Kekecewaan juga datang dari internal Angkatan Muda Penggerak Demokrat (AMPD) sayap partai yang dulu menjadi tulang punggung pemenangan Zulfikar. Seorang sumber internal menyebutkan, tim sempat dijanjikan insentif bulanan Rp500 ribu jika Zulfikar terpilih. Namun, janji itu tak pernah terwujud hingga kini. “Banyak yang merasa diperalat. Setelah menang, semua ditinggalkan,” ujarnya lirih.

Tak hanya soal insentif, sejumlah warga juga mengungkapkan bahwa Zulfikar pernah menjanjikan berbagai program inisiatif untuk masyarakat, mulai dari bantuan UMKM, pelatihan kerja, hingga pemberdayaan pemuda dan perempuan. Namun, hingga kini, tak satu pun janji itu terlihat nyata di lapangan. Banyak yang menilai, janji-janji tersebut hanyalah ucapan manis yang diulang setiap kali mendekati masa kampanye.

Dengan berbagai catatan dan luka lama itu, publik menilai klarifikasi Zulfikar soal pelarangan wartawan hanya mempertegas pola lama: minim keterbukaan, lemah tanggung jawab moral, dan abai terhadap janji politik sendiri.
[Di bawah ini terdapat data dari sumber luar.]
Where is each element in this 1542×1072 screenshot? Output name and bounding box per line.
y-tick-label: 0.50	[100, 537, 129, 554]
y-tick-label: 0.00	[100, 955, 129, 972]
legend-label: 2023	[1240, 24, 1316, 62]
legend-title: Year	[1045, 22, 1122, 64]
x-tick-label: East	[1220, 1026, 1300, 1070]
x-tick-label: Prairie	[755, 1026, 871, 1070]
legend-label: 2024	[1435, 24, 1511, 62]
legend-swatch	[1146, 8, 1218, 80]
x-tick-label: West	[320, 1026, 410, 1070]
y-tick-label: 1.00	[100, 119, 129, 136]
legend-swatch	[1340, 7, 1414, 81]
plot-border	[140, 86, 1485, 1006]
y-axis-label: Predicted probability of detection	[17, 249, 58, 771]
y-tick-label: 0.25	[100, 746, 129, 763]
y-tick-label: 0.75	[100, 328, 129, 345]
Pada akhirnya, masyarakat berharap agar para pejabat publik, terutama yang duduk di kursi parlemen tidak sekadar berlindung di balik klarifikasi, tetapi berani menunjukkan transparansi dan integritas. Sebab, suara rakyat bukan hanya soal janji, melainkan tentang realisasi nyata di bidang infrastruktur, pemberdayaan, ekonomi, hingga pengentasan kemiskinan.